CRH is an hypothalamic hormone which has convulsant properties in adult rats^11,12,25, and generally activates neurons, both in mammals and in lower species^3,29,36. The role of endogenous CRH in seizure generation or propagation is unknown. There is some evidence suggesting a possible role for endogenous CRH in seizure susceptibility or generation in the immature brain: an age-specific human seizure disorder, massive infantile spasms (MIS), is refractory to common anticonvulsants, but responds to ACTH or glucocorticoids^1,17,30. ACTH increases plasma glucocorticoids, which have been shown to decrease CRH gene expression, synthesis and release from the hypothalamus in both humans and rodents^22,32,39. Thus, the possibility exists that excessive CRH synthesis or activity may be a causal factor in this type of epilepsy. MIS has been considered to be subcortical in origin^1,30, but does not respond to phenytoin^1,17.

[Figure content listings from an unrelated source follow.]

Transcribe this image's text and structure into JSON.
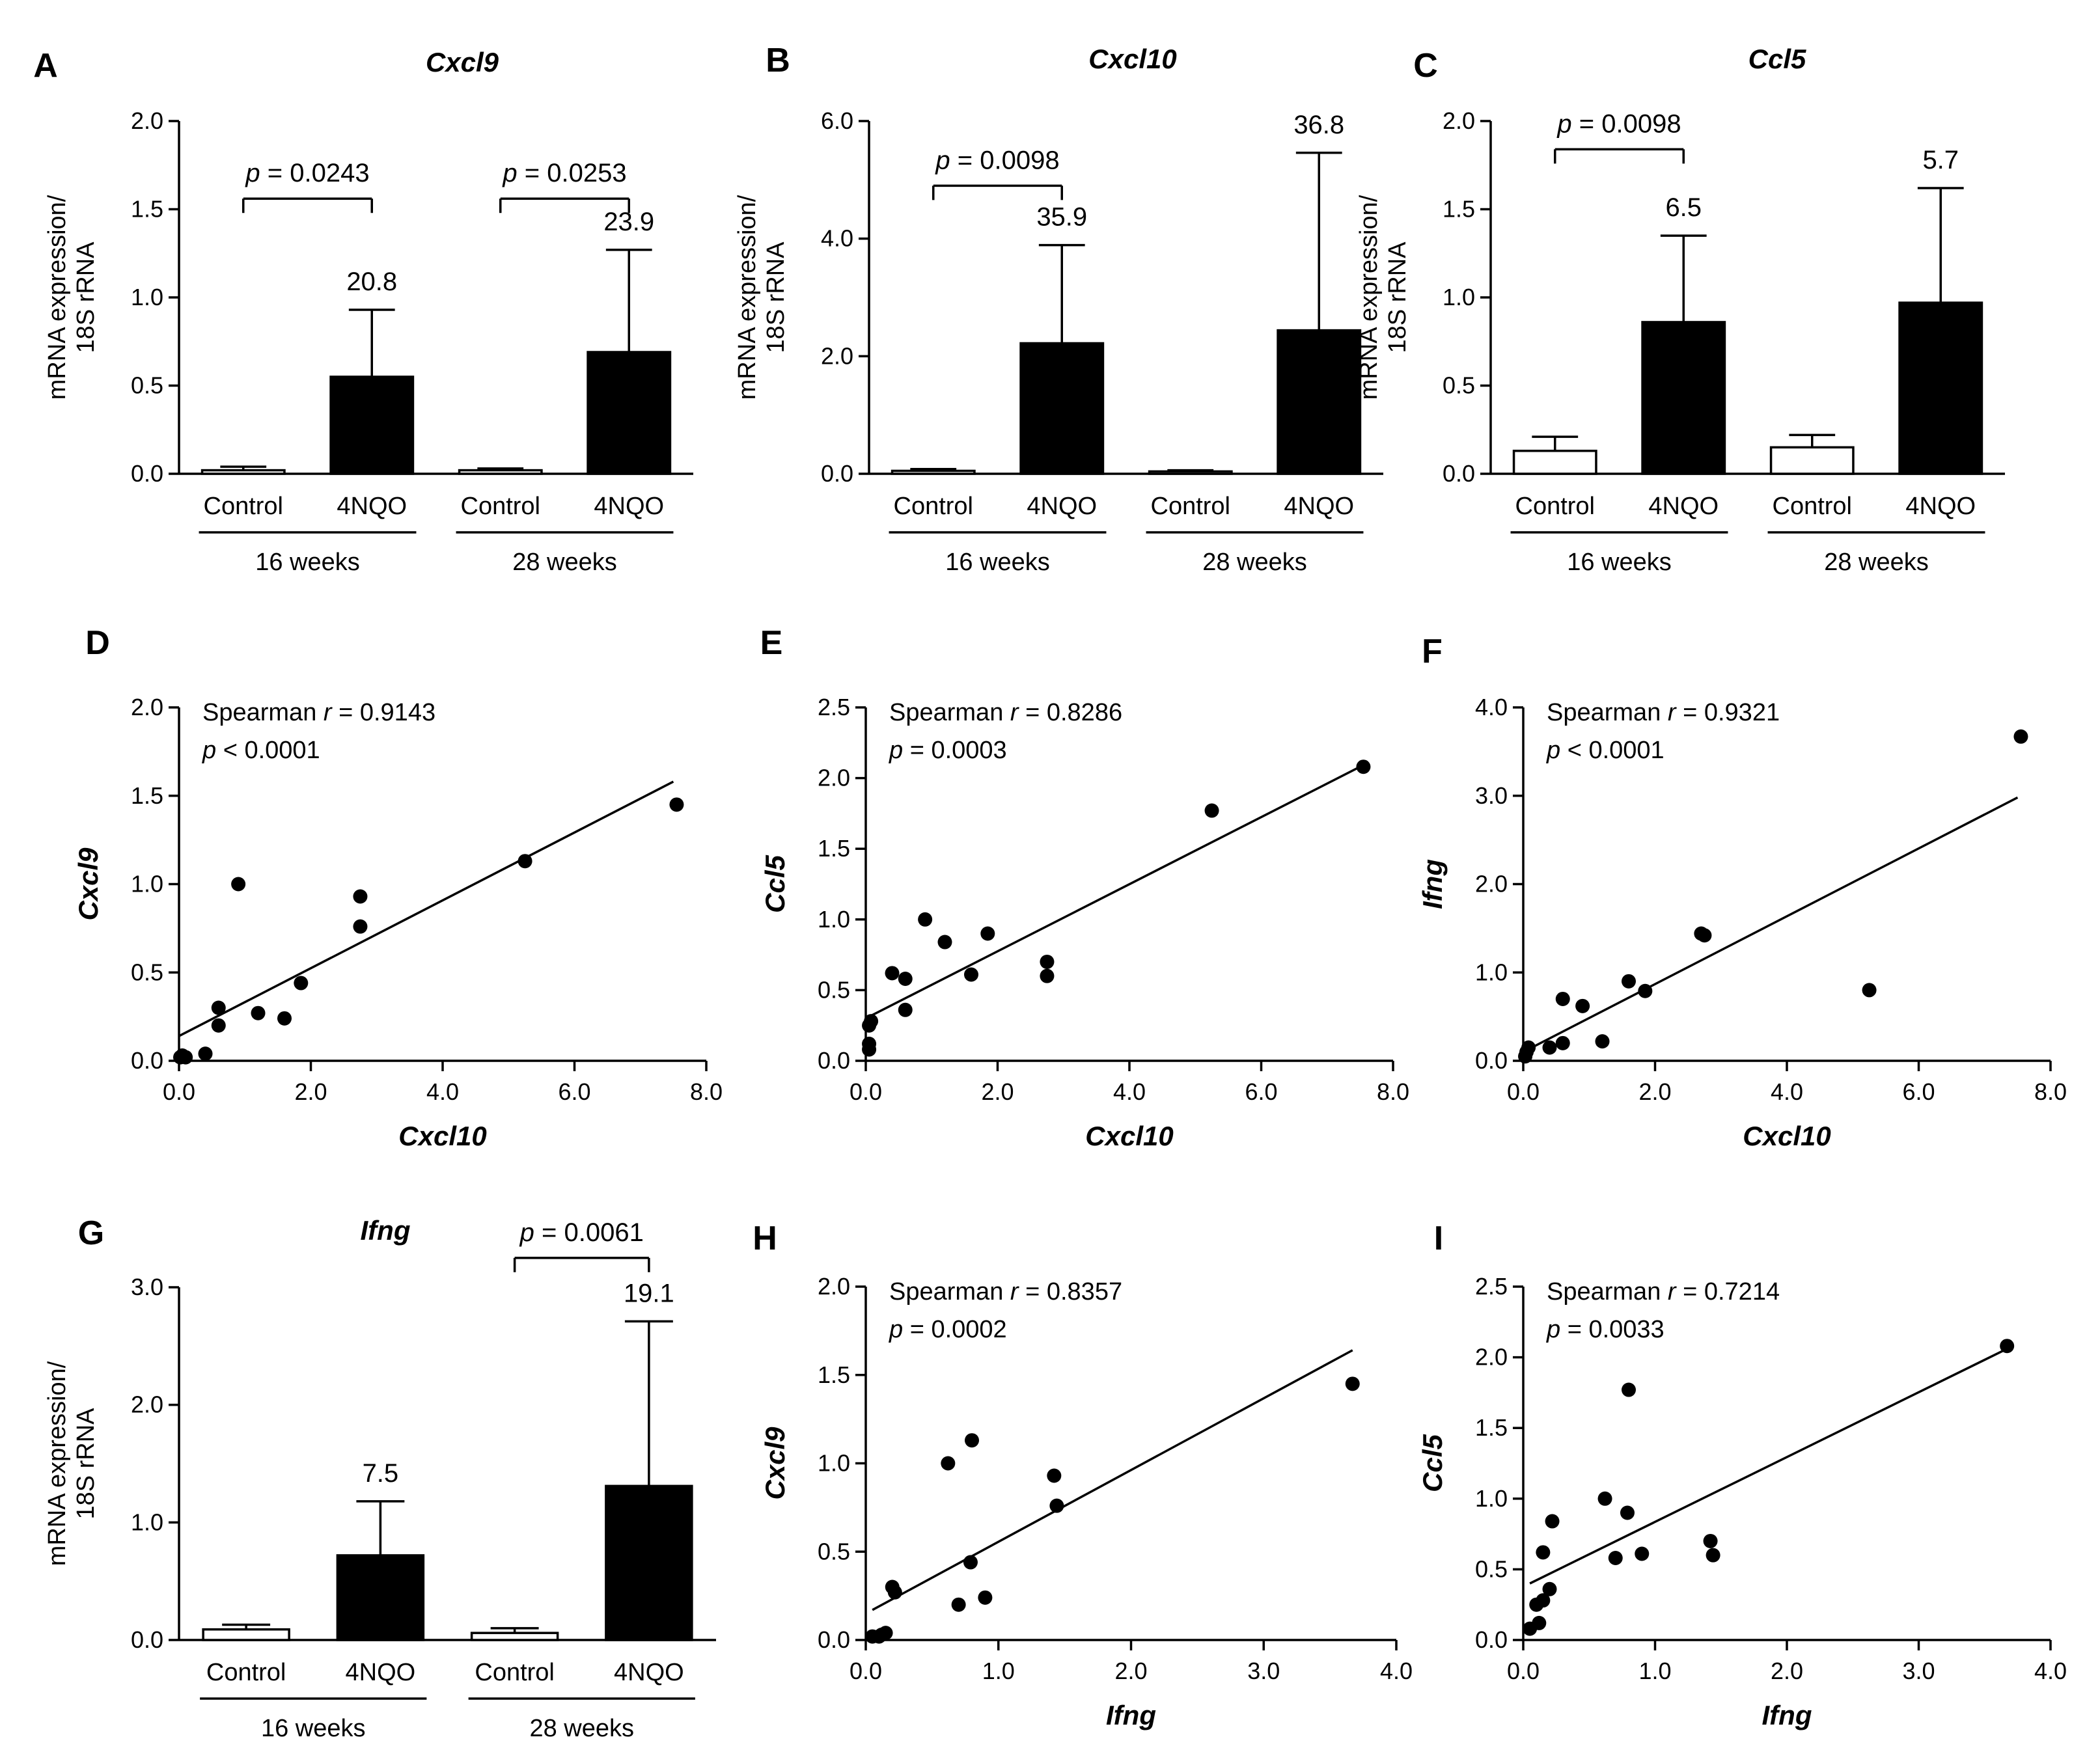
{
  "chart_data": [
    {
      "id": "A",
      "panel": "A",
      "type": "bar",
      "title": "Cxcl9",
      "ylabel_lines": [
        "mRNA expression/",
        "18S rRNA"
      ],
      "yticks": [
        "0.0",
        "0.5",
        "1.0",
        "1.5",
        "2.0"
      ],
      "ylim": [
        0,
        2.0
      ],
      "categories": [
        "Control",
        "4NQO",
        "Control",
        "4NQO"
      ],
      "groups": [
        "16 weeks",
        "28 weeks"
      ],
      "values": [
        0.02,
        0.55,
        0.02,
        0.69
      ],
      "errors": [
        0.02,
        0.38,
        0.01,
        0.58
      ],
      "fills": [
        "white",
        "black",
        "white",
        "black"
      ],
      "bar_labels": [
        "",
        "20.8",
        "",
        "23.9"
      ],
      "significance": [
        {
          "text": "= 0.0243",
          "p": "p",
          "from": 0,
          "to": 1,
          "y": 1.56
        },
        {
          "text": "= 0.0253",
          "p": "p",
          "from": 2,
          "to": 3,
          "y": 1.56
        }
      ]
    },
    {
      "id": "B",
      "panel": "B",
      "type": "bar",
      "title": "Cxcl10",
      "ylabel_lines": [
        "mRNA expression/",
        "18S rRNA"
      ],
      "yticks": [
        "0.0",
        "2.0",
        "4.0",
        "6.0"
      ],
      "ylim": [
        0,
        6.0
      ],
      "categories": [
        "Control",
        "4NQO",
        "Control",
        "4NQO"
      ],
      "groups": [
        "16 weeks",
        "28 weeks"
      ],
      "values": [
        0.05,
        2.22,
        0.04,
        2.44
      ],
      "errors": [
        0.03,
        1.67,
        0.02,
        3.02
      ],
      "fills": [
        "white",
        "black",
        "white",
        "black"
      ],
      "bar_labels": [
        "",
        "35.9",
        "",
        "36.8"
      ],
      "significance": [
        {
          "text": "= 0.0098",
          "p": "p",
          "from": 0,
          "to": 1,
          "y": 4.9
        }
      ]
    },
    {
      "id": "C",
      "panel": "C",
      "type": "bar",
      "title": "Ccl5",
      "ylabel_lines": [
        "mRNA expression/",
        "18S rRNA"
      ],
      "yticks": [
        "0.0",
        "0.5",
        "1.0",
        "1.5",
        "2.0"
      ],
      "ylim": [
        0,
        2.0
      ],
      "categories": [
        "Control",
        "4NQO",
        "Control",
        "4NQO"
      ],
      "groups": [
        "16 weeks",
        "28 weeks"
      ],
      "values": [
        0.13,
        0.86,
        0.15,
        0.97
      ],
      "errors": [
        0.08,
        0.49,
        0.07,
        0.65
      ],
      "fills": [
        "white",
        "black",
        "white",
        "black"
      ],
      "bar_labels": [
        "",
        "6.5",
        "",
        "5.7"
      ],
      "significance": [
        {
          "text": "= 0.0098",
          "p": "p",
          "from": 0,
          "to": 1,
          "y": 1.84
        }
      ]
    },
    {
      "id": "D",
      "panel": "D",
      "type": "scatter",
      "xlabel": "Cxcl10",
      "ylabel": "Cxcl9",
      "xticks": [
        "0.0",
        "2.0",
        "4.0",
        "6.0",
        "8.0"
      ],
      "xlim": [
        0,
        8.0
      ],
      "yticks": [
        "0.0",
        "0.5",
        "1.0",
        "1.5",
        "2.0"
      ],
      "ylim": [
        0,
        2.0
      ],
      "stat_lines": [
        {
          "pre": "Spearman ",
          "ital": "r",
          "post": " = 0.9143"
        },
        {
          "pre": "",
          "ital": "p",
          "post": " < 0.0001"
        }
      ],
      "points": [
        [
          0.02,
          0.02
        ],
        [
          0.05,
          0.03
        ],
        [
          0.1,
          0.02
        ],
        [
          0.4,
          0.04
        ],
        [
          0.6,
          0.2
        ],
        [
          0.6,
          0.3
        ],
        [
          0.9,
          1.0
        ],
        [
          1.2,
          0.27
        ],
        [
          1.6,
          0.24
        ],
        [
          1.85,
          0.44
        ],
        [
          2.75,
          0.76
        ],
        [
          2.75,
          0.93
        ],
        [
          5.25,
          1.13
        ],
        [
          7.55,
          1.45
        ]
      ],
      "fit": [
        [
          0.0,
          0.14
        ],
        [
          7.5,
          1.58
        ]
      ]
    },
    {
      "id": "E",
      "panel": "E",
      "type": "scatter",
      "xlabel": "Cxcl10",
      "ylabel": "Ccl5",
      "xticks": [
        "0.0",
        "2.0",
        "4.0",
        "6.0",
        "8.0"
      ],
      "xlim": [
        0,
        8.0
      ],
      "yticks": [
        "0.0",
        "0.5",
        "1.0",
        "1.5",
        "2.0",
        "2.5"
      ],
      "ylim": [
        0,
        2.5
      ],
      "stat_lines": [
        {
          "pre": "Spearman ",
          "ital": "r",
          "post": " = 0.8286"
        },
        {
          "pre": "",
          "ital": "p",
          "post": " = 0.0003"
        }
      ],
      "points": [
        [
          0.05,
          0.08
        ],
        [
          0.05,
          0.12
        ],
        [
          0.05,
          0.25
        ],
        [
          0.08,
          0.28
        ],
        [
          0.4,
          0.62
        ],
        [
          0.6,
          0.58
        ],
        [
          0.6,
          0.36
        ],
        [
          0.9,
          1.0
        ],
        [
          1.2,
          0.84
        ],
        [
          1.6,
          0.61
        ],
        [
          1.85,
          0.9
        ],
        [
          2.75,
          0.6
        ],
        [
          2.75,
          0.7
        ],
        [
          5.25,
          1.77
        ],
        [
          7.55,
          2.08
        ]
      ],
      "fit": [
        [
          0.0,
          0.3
        ],
        [
          7.5,
          2.08
        ]
      ]
    },
    {
      "id": "F",
      "panel": "F",
      "type": "scatter",
      "xlabel": "Cxcl10",
      "ylabel": "Ifng",
      "xticks": [
        "0.0",
        "2.0",
        "4.0",
        "6.0",
        "8.0"
      ],
      "xlim": [
        0,
        8.0
      ],
      "yticks": [
        "0.0",
        "1.0",
        "2.0",
        "3.0",
        "4.0"
      ],
      "ylim": [
        0,
        4.0
      ],
      "stat_lines": [
        {
          "pre": "Spearman ",
          "ital": "r",
          "post": " = 0.9321"
        },
        {
          "pre": "",
          "ital": "p",
          "post": " < 0.0001"
        }
      ],
      "points": [
        [
          0.03,
          0.05
        ],
        [
          0.05,
          0.1
        ],
        [
          0.08,
          0.15
        ],
        [
          0.4,
          0.15
        ],
        [
          0.6,
          0.7
        ],
        [
          0.6,
          0.2
        ],
        [
          0.9,
          0.62
        ],
        [
          1.2,
          0.22
        ],
        [
          1.6,
          0.9
        ],
        [
          1.85,
          0.79
        ],
        [
          2.7,
          1.44
        ],
        [
          2.75,
          1.42
        ],
        [
          5.25,
          0.8
        ],
        [
          7.55,
          3.67
        ]
      ],
      "fit": [
        [
          0.0,
          0.1
        ],
        [
          7.5,
          2.98
        ]
      ]
    },
    {
      "id": "G",
      "panel": "G",
      "type": "bar",
      "title": "Ifng",
      "ylabel_lines": [
        "mRNA expression/",
        "18S rRNA"
      ],
      "yticks": [
        "0.0",
        "1.0",
        "2.0",
        "3.0"
      ],
      "ylim": [
        0,
        3.0
      ],
      "categories": [
        "Control",
        "4NQO",
        "Control",
        "4NQO"
      ],
      "groups": [
        "16 weeks",
        "28 weeks"
      ],
      "values": [
        0.09,
        0.72,
        0.06,
        1.31
      ],
      "errors": [
        0.04,
        0.46,
        0.04,
        1.4
      ],
      "fills": [
        "white",
        "black",
        "white",
        "black"
      ],
      "bar_labels": [
        "",
        "7.5",
        "",
        "19.1"
      ],
      "significance": [
        {
          "text": "= 0.0061",
          "p": "p",
          "from": 2,
          "to": 3,
          "y": 3.25
        }
      ]
    },
    {
      "id": "H",
      "panel": "H",
      "type": "scatter",
      "xlabel": "Ifng",
      "ylabel": "Cxcl9",
      "xticks": [
        "0.0",
        "1.0",
        "2.0",
        "3.0",
        "4.0"
      ],
      "xlim": [
        0,
        4.0
      ],
      "yticks": [
        "0.0",
        "0.5",
        "1.0",
        "1.5",
        "2.0"
      ],
      "ylim": [
        0,
        2.0
      ],
      "stat_lines": [
        {
          "pre": "Spearman ",
          "ital": "r",
          "post": " = 0.8357"
        },
        {
          "pre": "",
          "ital": "p",
          "post": " = 0.0002"
        }
      ],
      "points": [
        [
          0.05,
          0.02
        ],
        [
          0.1,
          0.02
        ],
        [
          0.12,
          0.03
        ],
        [
          0.15,
          0.04
        ],
        [
          0.2,
          0.3
        ],
        [
          0.22,
          0.27
        ],
        [
          0.62,
          1.0
        ],
        [
          0.7,
          0.2
        ],
        [
          0.79,
          0.44
        ],
        [
          0.8,
          1.13
        ],
        [
          0.9,
          0.24
        ],
        [
          1.42,
          0.93
        ],
        [
          1.44,
          0.76
        ],
        [
          3.67,
          1.45
        ]
      ],
      "fit": [
        [
          0.05,
          0.17
        ],
        [
          3.67,
          1.64
        ]
      ]
    },
    {
      "id": "I",
      "panel": "I",
      "type": "scatter",
      "xlabel": "Ifng",
      "ylabel": "Ccl5",
      "xticks": [
        "0.0",
        "1.0",
        "2.0",
        "3.0",
        "4.0"
      ],
      "xlim": [
        0,
        4.0
      ],
      "yticks": [
        "0.0",
        "0.5",
        "1.0",
        "1.5",
        "2.0",
        "2.5"
      ],
      "ylim": [
        0,
        2.5
      ],
      "stat_lines": [
        {
          "pre": "Spearman ",
          "ital": "r",
          "post": " = 0.7214"
        },
        {
          "pre": "",
          "ital": "p",
          "post": " = 0.0033"
        }
      ],
      "points": [
        [
          0.05,
          0.08
        ],
        [
          0.1,
          0.25
        ],
        [
          0.12,
          0.12
        ],
        [
          0.15,
          0.62
        ],
        [
          0.15,
          0.28
        ],
        [
          0.2,
          0.36
        ],
        [
          0.22,
          0.84
        ],
        [
          0.62,
          1.0
        ],
        [
          0.7,
          0.58
        ],
        [
          0.79,
          0.9
        ],
        [
          0.8,
          1.77
        ],
        [
          0.9,
          0.61
        ],
        [
          1.42,
          0.7
        ],
        [
          1.44,
          0.6
        ],
        [
          3.67,
          2.08
        ]
      ],
      "fit": [
        [
          0.05,
          0.4
        ],
        [
          3.67,
          2.06
        ]
      ]
    }
  ]
}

CRH presumably activates neurons through specific receptors, which are non-randomly distributed throughout the brain¹⁰. Insel et al. have demonstrated, in the rat brain, a maximal number of CRH receptors on the fifth postnatal day¹⁹. Moreover, studies of the ontogeny of CRH gene expression suggest that, subsequent to a perinatal hiatus, the peptide’s synthesis increases dramatically, starting at the end of the first postnatal week^5,14. Thus, at the end of the first postnatal week in the rat, both CRH synthesis and receptor number are maximal, possibly contributing to enhanced convulsive potential of the peptide.

CRH-induced behaviors in the neonatal rat are specific— they are completely abolished by a 67-fold excess of a competitive antagonist. CRH-induced phenomena are probably epileptic, since they are abolished by phenytoin, an anticonvulsant, in a dose that does not cause sedation or elimination of normal behaviors. Moreover, the sequence of CRH-induced behaviors is rather similar to that described following kainic acid administration in rats of these same ages^2,9, during kindling¹³, and over a longer time course, in CRH-treated adult rats^11,12.

The lack of consistent electrocortical correlates of the dramatic behaviors induced by CRH during the first postnatal weeks is similar to results reported for kainic acid⁹, even during status epilepticus¹⁶. In both cases, a limbic origin of the seizures is likely. The jaw myoclonus — ‘chewing’ and ‘licking’ — are consistent with limbic, specifically amygdala involvement^13,18, and have been reported with kainic acid administration on the first postnatal week¹⁶. The amygdala has been shown to be the first to develop spikes after CRH administration to the adult rat^11,12, although the hippocampus has been implicated by other investigators25. The time course (less than 2 min vs 1–3 h), however, suggests that the underlying activation mechanisms are fundamentally different in the neonatal and adult rat. In the adult rat, CRH-induced amygdala spikes have been likened to kindling¹¹. This mechanism cannot be in effect in infant rats, both because of the rapid onset of CRH-induced seizures, and because of the difficulty in achieving kindling in such immature animals^15,26.

In conclusion, our data suggest that CRH is a potent convulsant in the infant rat, and that perturbation of CRH synthesis or activity may have some importance in seizure generation in the immature brain.